Another AdExchanger source said Google’s push for premium video on YouTube was just the “Trojan horse” it needed to pursue more TV dollars.

“All MVPDs realize that a tighter relationship with [tech and consumer-based companies like] Google, Facebook and Amazon is the rising tide that lifts all boats,” that source said. “They’re making very tangible, touchable proof points [about why they should be your TV tech partners].”

What’s On?

Beyond monetization and ad insertion, Google plans to tackle video discovery by surfacing TV listings in Google Search.

Basically, Google wants to be your TV Guide for OTT and linear.

When a user searches for a TV show or movie on Google, the results page will include information on where they can catch the content live on television.

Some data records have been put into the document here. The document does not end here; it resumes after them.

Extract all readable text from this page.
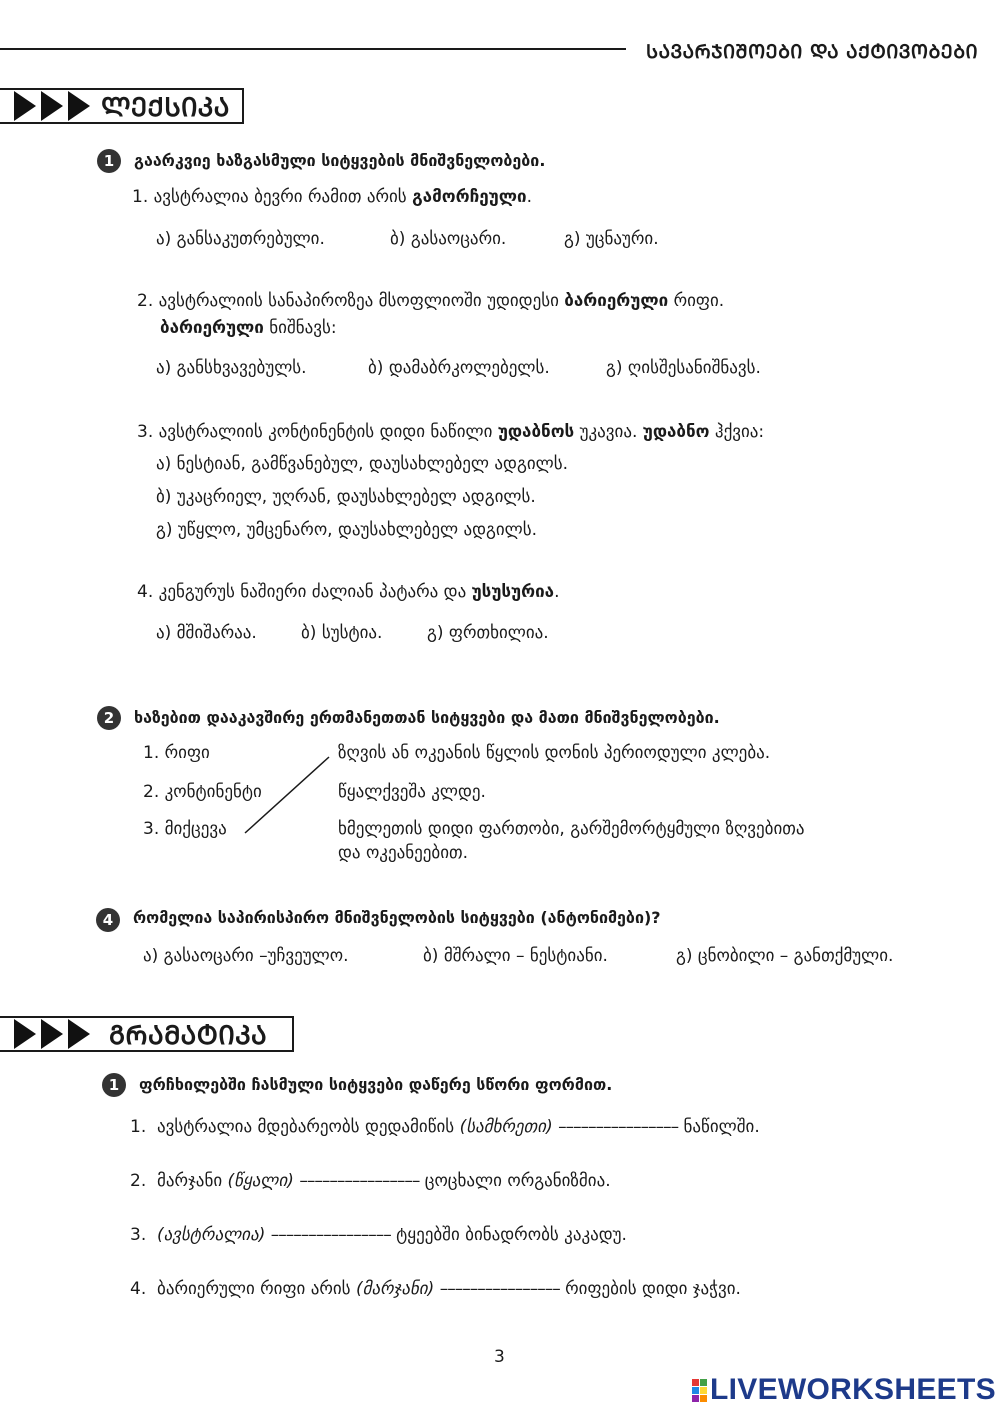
ᲡᲐᲕᲐᲠᲯᲘᲨᲝᲔᲑᲘ ᲓᲐ ᲐᲥᲢᲘᲕᲝᲑᲔᲑᲘ
ᲚᲔᲥᲡᲘᲙᲐ
1	გაარკვიე ხაზგასმული სიტყვების მნიშვნელობები.
1. ავსტრალია ბევრი რამით არის გამორჩეული.
ა) განსაკუთრებული.	ბ) გასაოცარი.	გ) უცნაური.
2. ავსტრალიის სანაპიროზეა მსოფლიოში უდიდესი ბარიერული რიფი.
ბარიერული ნიშნავს:
ა) განსხვავებულს.	ბ) დამაბრკოლებელს.	გ) ღისშესანიშნავს.
3. ავსტრალიის კონტინენტის დიდი ნაწილი უდაბნოს უკავია. უდაბნო ჰქვია:
ა) ნესტიან, გამწვანებულ, დაუსახლებელ ადგილს.
ბ) უკაცრიელ, უღრან, დაუსახლებელ ადგილს.
გ) უწყლო, უმცენარო, დაუსახლებელ ადგილს.
4. კენგურუს ნაშიერი ძალიან პატარა და უსუსურია.
ა) მშიშარაა.	ბ) სუსტია.	გ) ფრთხილია.
2	ხაზებით დააკავშირე ერთმანეთთან სიტყვები და მათი მნიშვნელობები.
1. რიფი
2. კონტინენტი
3. მიქცევა
ზღვის ან ოკეანის წყლის დონის პერიოდული კლება.
წყალქვეშა კლდე.
ხმელეთის დიდი ფართობი, გარშემორტყმული ზღვებითა
და ოკეანეებით.
4	რომელია საპირისპირო მნიშვნელობის სიტყვები (ანტონიმები)?
ა) გასაოცარი –უჩვეულო.	ბ) მშრალი – ნესტიანი.	გ) ცნობილი – განთქმული.
ᲒᲠᲐᲛᲐᲢᲘᲙᲐ
1	ფრჩხილებში ჩასმული სიტყვები დაწერე სწორი ფორმით.
1. ავსტრალია მდებარეობს დედამიწის (სამხრეთი) –––––––––––––––– ნაწილში.
2. მარჯანი (წყალი) –––––––––––––––– ცოცხალი ორგანიზმია.
3. (ავსტრალია) –––––––––––––––– ტყეებში ბინადრობს კაკადუ.
4. ბარიერული რიფი არის (მარჯანი) –––––––––––––––– რიფების დიდი ჯაჭვი.
3
LIVEWORKSHEETS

Google search results already serve up which apps and sites users can hit to find whatever video content they’re looking to access (which smells quite a lot like MightyTV, the recently launched streaming content-discovery startup founded by Brian Adams, former CTO of Admeld, which sold to Google in 2011 for $400 million).

As consumers cut cords, more and more video discovery is happening on mobile devices. And as device fragmentation and the growth of OTT content continue their respective upticks, discovery is the new battlefield for eyeballs.

According to Google, searches for TV shows and movies on mobile are up 55% in the past year alone.